Sunday, December 07, 2014

Que racionalidade é esta?



Pedro J. Bondaczuk


As estimativas mais conservadoras dão conta de que há no mundo 150 milhões de crianças no mais absoluto abandono. Nestas cifras não se incluem aquelas que são, apenas, carentes, mas vivem com seus pais; nem as que estão em acampamentos de refugiados; nem as recolhidas em abrigos ou orfanatos e nem as que contam com qualquer tipo de amparo, por mínimo que este seja.

Os números referem-se, apenas, aos meninos e meninas absolutamente indesejados, totalmente enjeitados, que sobrevivem ao Deus dará. Uma cifra, pura e simples, às vezes não sensibiliza. Para que se entenda melhor o que essa estimativa significa, é preciso que se diga que essa quantidade de menores abandonados equivale às populações somadas do Brasil (o sexto país mais populoso do mundo) e do Peru. É muita insensibilidade, das pessoas e dos governos, não é mesmo?!

Com a revelação feita, ontem, em Nova York, pela Madre Teresa de Calcutá, concluímos que esse fenômeno, de desamor, de abandono, de irresponsabilidade, não se restringe a sociedades pobres e nem às capitalistas.

O mal atinge o mundo todo, demonstrando, mais uma vez, e com provas contundentes, que há algo de muito errado nos homens. Os seres humanos ainda não estão sendo medidos, por seus semelhantes, por parâmetros corretos. São considerados, ou rejeitados, por fatores tão fluidos, tão tolos, tão sem sentido, que somente com muita boa vontade podem ser considerados racionais.

Onde está a racionalidade ao se julgar alguém não por aquilo que é, por sua inteligência, espírito de luta, aplicação, mas pela origem familiar ou social? Que sabedoria existe em se avaliar alguém por aquilo que tem (sem ao menos questionar como ele possui esses bens, se foram obtidos por meios legítimos ou ilegítimos), em vez de medir seu valor pelo que é?

Este é o senso de “humanidade”, que deixa no mais completo abandono 150 milhões de semelhantes? Para que o problema pudesse ser ao menos reduzido, e controlado, seriam necessárias milhares de Madres Teresas. Que lição de amor e de desprendimento essa frágil mulher dá ao mundo, repleto de “poderosos de plantão”, tão transitórios como os seus sonhos megalomaníacos!

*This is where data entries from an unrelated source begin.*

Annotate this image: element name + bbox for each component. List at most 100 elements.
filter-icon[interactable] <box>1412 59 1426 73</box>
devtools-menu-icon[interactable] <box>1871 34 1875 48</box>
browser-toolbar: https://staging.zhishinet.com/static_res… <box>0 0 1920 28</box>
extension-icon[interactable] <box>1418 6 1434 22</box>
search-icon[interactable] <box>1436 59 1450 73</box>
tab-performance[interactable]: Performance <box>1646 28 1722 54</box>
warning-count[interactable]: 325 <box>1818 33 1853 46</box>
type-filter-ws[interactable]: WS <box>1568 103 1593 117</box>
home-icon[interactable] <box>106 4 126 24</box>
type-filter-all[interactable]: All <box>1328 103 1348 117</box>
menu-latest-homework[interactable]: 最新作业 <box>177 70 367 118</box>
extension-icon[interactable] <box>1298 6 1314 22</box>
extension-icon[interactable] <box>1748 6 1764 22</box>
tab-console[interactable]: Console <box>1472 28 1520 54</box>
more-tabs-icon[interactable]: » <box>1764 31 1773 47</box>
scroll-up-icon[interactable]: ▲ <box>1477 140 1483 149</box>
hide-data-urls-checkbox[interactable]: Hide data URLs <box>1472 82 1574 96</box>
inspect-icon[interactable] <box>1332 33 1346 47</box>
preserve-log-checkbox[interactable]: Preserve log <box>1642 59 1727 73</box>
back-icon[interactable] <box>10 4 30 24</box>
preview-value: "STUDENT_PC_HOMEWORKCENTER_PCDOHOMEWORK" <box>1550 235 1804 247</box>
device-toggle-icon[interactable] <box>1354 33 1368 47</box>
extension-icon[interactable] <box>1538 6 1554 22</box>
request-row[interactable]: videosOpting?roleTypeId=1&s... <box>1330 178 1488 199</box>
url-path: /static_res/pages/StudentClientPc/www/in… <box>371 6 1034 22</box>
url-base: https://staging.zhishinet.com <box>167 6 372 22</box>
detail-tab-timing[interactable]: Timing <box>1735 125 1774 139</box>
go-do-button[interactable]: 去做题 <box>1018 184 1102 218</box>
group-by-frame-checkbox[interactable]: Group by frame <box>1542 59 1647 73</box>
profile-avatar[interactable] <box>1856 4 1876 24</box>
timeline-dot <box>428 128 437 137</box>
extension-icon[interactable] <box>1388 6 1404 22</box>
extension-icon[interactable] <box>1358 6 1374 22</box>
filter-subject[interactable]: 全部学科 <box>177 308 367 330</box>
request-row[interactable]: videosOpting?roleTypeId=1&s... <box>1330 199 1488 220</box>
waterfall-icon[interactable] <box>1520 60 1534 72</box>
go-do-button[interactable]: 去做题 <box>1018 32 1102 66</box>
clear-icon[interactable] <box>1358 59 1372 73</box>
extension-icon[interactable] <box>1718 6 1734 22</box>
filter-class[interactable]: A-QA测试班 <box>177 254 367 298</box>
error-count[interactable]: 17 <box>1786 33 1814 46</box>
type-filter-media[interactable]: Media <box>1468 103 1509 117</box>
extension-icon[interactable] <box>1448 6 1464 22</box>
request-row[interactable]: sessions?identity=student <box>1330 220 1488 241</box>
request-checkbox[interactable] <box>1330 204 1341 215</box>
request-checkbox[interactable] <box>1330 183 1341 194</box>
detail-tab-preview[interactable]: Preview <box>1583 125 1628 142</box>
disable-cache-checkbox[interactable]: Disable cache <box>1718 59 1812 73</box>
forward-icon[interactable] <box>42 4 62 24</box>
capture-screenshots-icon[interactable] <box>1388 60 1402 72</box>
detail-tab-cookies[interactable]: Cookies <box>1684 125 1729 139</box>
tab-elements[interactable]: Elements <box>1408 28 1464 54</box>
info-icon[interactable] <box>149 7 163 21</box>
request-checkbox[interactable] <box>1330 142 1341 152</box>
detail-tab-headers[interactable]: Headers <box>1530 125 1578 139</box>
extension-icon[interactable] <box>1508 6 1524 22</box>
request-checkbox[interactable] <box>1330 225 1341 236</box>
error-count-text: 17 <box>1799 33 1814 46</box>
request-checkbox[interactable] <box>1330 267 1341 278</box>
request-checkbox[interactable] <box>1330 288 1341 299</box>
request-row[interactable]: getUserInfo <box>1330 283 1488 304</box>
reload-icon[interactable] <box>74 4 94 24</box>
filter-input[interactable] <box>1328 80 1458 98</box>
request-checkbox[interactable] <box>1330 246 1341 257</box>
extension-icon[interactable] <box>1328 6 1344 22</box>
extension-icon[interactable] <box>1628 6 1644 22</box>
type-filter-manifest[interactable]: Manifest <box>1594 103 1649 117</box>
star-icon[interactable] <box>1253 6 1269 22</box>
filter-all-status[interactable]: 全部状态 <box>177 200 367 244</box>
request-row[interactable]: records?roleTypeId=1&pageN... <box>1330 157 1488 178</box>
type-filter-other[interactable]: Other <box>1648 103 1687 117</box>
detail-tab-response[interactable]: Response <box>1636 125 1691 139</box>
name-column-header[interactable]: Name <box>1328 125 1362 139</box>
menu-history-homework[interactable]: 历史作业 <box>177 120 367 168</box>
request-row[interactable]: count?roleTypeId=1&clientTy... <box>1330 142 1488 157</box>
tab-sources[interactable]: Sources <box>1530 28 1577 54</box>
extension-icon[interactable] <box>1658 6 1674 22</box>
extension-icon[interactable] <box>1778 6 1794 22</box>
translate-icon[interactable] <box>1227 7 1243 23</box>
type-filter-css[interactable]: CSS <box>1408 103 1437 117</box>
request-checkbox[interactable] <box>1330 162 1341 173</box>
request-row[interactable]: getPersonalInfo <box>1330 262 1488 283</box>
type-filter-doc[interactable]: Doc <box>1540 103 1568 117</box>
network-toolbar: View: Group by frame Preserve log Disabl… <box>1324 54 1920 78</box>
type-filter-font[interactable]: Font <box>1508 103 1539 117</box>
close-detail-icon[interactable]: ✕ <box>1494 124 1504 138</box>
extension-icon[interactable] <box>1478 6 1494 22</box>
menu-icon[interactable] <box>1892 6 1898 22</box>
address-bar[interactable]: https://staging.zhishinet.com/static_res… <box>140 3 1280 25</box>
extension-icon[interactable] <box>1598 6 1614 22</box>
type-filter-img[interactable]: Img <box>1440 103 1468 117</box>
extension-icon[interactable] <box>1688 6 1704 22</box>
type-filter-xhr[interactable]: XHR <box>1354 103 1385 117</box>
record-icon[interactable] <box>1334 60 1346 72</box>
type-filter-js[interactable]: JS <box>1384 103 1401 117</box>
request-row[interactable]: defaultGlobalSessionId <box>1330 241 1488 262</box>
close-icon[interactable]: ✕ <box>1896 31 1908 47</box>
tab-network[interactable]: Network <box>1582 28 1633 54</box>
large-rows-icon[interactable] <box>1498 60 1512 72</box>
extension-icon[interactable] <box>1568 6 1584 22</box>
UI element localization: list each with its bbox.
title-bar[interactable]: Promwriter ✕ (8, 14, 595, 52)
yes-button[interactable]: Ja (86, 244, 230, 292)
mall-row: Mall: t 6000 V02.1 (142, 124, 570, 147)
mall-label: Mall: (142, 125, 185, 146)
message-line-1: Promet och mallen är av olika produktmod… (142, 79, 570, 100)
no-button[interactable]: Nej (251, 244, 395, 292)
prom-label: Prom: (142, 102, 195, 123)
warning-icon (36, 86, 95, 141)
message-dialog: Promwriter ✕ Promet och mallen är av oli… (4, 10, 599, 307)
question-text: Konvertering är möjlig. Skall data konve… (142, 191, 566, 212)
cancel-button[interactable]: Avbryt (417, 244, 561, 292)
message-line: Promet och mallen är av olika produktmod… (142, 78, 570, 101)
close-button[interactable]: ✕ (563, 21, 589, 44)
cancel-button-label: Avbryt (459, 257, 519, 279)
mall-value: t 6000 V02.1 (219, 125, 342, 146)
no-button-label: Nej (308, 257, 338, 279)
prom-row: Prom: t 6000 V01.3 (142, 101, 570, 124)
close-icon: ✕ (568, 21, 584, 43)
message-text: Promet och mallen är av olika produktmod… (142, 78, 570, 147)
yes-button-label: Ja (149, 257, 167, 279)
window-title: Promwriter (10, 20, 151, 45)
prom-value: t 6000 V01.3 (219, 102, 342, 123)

Que atestado de incompetência essa freira abnegada passa aos sistemas, ideologias e organizações espalhados pelo Planeta! Como considerar competente quem não sabe, sequer, tomar conta da sua descendência?! De que forma é possível que alguém, realmente sério, consiga respeitar os que estão jogando fora o futuro da espécie? Fica, pois, esta indagação no ar, para nossa reflexão.

(Artigo publicado na página 11, Internacional, do Correio Popular, em 17 de junho de 1988).